# If you like animation and relationships, you'll LOVE this...



## PollyRhythm (Nov 7, 2008)

Ok, so I found this site where people make there own animation and games and whatnot and found this set of videos from this one user and I have to say they are BRILLIANT! If you've ever been involved in interracial relationships or had a relationship where other people thought you shouldn't be with your S.O., this is most definitely for you. It's called *There She Is!!* and you have to go from the 1st step to the fourth and the last one, which I can't wait for, comes out in December. The story in my opinion is just beautiful and when I watched the fourth step, I almost cried. 

Seriously this is a must see and I have to throw in that the music(even though I can't understand it) is awesome and fits each step. I figured you guys would appreciate this as much as I did.

*There She Is!!




*


----------



## Dreamergirl3 (Nov 8, 2008)

aw that was beyond cute! The music was rad, too.

This is another heart warming animation that I think you'd enjoy!

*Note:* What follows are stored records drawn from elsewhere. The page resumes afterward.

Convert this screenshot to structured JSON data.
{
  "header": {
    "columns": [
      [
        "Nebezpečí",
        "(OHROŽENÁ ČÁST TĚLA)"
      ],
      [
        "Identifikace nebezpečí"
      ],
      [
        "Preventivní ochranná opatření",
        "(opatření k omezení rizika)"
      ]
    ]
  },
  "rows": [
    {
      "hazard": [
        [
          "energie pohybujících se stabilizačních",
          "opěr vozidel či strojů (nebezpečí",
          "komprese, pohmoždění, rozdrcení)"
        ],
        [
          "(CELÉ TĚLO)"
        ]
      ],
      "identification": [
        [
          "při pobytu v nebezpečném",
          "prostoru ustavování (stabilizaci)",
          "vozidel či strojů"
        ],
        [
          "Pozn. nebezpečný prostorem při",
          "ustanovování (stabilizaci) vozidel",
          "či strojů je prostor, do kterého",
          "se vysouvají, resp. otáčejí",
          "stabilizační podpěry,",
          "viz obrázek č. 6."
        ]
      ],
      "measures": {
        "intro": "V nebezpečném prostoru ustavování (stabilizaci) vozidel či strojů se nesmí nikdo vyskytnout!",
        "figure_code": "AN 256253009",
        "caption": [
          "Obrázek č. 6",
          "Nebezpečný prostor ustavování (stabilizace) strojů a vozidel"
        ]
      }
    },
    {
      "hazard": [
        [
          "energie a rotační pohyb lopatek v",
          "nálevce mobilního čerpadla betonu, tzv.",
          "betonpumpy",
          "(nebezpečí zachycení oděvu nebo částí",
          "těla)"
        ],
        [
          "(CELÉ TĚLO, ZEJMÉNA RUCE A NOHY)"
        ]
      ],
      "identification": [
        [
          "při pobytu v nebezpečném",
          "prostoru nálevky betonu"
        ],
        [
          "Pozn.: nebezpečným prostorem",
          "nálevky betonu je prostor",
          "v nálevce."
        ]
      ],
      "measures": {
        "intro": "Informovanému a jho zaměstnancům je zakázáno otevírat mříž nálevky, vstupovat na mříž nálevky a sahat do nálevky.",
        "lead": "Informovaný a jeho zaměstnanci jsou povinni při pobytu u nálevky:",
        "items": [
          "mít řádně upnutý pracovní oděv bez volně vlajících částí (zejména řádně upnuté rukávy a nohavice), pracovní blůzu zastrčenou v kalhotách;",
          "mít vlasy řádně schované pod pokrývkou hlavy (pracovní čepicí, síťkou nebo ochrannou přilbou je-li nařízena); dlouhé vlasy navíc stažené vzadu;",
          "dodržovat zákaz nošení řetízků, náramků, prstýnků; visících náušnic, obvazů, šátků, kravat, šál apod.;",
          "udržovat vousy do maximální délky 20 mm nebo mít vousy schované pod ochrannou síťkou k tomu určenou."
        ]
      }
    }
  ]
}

It almost made me cry.
A SHORT LOVE STORY IN STOP MOTION on Vimeo


----------



## PollyRhythm (Dec 14, 2008)

I just saw the last step and I really have to say that this is one of the most beautiful story's I've seen in a long time and I loved the animation as well as the music. I really can't say enough good things about this story and I really recommend for everybody to take the time out and see it. The final step as well as every other step is on their home page under the story "There she is". SamBakZa.net It's in Korean until you click on the English link.


----------